On demanda à trois Guédolim (érudits en Torah, dirigeants spirituels de la génération) – Rav ’Haïm Kanievsky, Rav Nissim Karelits et Rav Guershon Edelstein – quelle était la meilleure façon d’étudier la Torah. Ils donnèrent tous la même réponse ; il faut étudier ce que le cœur désire. Rav Edelstein raconta qu’alors que la Guémara étudiée dans sa Yéchiva portait sur les lois des préjudices et des dédommagements – un élève lui confia que cette étude ne lui procurait aucun plaisir, aucune satisfaction. Le Rav lui demanda ce qu’il appréciait, ce à quoi le disciple répondit qu’il aimait étudier le Michna Broura[7]. Rav Edelstein lui proposa d’apprendre les mêmes lois (celles étudiées à la Yéchiva), sur la base du Choul’han Aroukh et avec le commentaire du Sma (qui s’apparente au Michna Broura dans cette section de la Torah). L’élève suivit le conseil du Rav et réussit à approfondir le sujet de manière très profitable, bien que différente de celle de ses camarades. Il continua à progresser et devint un Talmid ’Hakham.

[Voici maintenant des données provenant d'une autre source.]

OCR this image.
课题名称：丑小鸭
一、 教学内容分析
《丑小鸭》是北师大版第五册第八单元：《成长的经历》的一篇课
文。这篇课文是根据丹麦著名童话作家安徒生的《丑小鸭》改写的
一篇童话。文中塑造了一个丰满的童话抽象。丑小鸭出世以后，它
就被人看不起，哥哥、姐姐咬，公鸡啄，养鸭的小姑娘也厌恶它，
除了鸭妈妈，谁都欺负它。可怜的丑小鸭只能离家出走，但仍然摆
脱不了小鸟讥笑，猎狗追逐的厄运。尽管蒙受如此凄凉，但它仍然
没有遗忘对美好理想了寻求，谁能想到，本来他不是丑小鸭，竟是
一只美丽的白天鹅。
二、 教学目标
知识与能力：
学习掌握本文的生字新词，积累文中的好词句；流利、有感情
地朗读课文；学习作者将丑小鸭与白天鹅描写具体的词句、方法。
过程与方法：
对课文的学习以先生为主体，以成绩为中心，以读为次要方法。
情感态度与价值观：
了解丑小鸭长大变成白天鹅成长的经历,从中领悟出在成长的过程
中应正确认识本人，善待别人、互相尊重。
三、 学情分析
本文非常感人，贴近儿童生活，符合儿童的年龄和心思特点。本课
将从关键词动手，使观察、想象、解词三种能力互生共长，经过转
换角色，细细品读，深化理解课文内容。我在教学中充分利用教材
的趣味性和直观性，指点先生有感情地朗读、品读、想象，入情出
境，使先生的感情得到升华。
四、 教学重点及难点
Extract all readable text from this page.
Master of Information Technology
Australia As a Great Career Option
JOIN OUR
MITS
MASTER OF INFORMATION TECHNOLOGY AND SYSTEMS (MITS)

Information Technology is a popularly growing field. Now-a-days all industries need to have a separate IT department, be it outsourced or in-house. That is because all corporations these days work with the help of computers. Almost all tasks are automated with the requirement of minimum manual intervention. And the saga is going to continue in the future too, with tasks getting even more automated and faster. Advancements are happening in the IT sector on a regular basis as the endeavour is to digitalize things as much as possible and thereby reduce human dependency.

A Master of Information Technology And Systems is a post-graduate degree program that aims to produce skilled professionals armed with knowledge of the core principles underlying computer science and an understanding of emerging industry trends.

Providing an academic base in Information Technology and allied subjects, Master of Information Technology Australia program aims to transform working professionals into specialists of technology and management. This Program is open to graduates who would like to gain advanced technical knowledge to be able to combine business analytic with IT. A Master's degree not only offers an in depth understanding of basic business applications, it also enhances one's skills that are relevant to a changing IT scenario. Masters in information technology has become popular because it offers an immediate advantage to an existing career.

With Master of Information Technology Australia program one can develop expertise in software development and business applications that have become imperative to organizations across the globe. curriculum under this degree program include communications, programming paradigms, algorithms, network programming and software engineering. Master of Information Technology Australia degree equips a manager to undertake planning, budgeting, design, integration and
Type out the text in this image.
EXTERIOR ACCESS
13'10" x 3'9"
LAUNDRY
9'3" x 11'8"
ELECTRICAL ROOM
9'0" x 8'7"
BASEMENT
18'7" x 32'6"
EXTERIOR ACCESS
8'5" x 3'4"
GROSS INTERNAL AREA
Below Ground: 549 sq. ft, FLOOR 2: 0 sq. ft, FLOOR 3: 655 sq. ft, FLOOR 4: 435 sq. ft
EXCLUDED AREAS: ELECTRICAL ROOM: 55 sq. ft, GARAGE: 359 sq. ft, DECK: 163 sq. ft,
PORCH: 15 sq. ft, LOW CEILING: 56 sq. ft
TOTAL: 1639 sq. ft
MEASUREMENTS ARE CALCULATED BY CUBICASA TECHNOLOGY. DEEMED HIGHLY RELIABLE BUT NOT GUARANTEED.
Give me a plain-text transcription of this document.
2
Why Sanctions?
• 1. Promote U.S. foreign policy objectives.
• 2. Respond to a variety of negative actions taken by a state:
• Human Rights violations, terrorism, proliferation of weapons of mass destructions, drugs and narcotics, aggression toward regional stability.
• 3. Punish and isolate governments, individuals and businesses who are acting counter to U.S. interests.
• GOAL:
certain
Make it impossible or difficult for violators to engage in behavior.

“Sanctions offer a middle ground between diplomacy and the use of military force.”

Si l’on arrive à valoriser l’importance de la Torah et trouver le domaine que l’on apprécie le plus, on pourra trouver sa place dans l’Étude.


[1] Dévarim, 30:11-14.

[2] Le Ramban est en désaccord avec Rachi. Il estime que ces versets font référence à la Mitsva de Téchouva (le repentir). Voir Kli Yakar qui développe les deux approches.

[3] Rapporté dans Mayana Chel Torah, Dévarim, p. 132, au nom du Ohel Torah.

[4] Avoda Zara 19a.

[5] Étude approfondie

[6] Étude effectuée à un rythme plus rapide.

[7] Ouvrage célèbre du ’Hafets ’Haïm sur la Halakha (loi juive).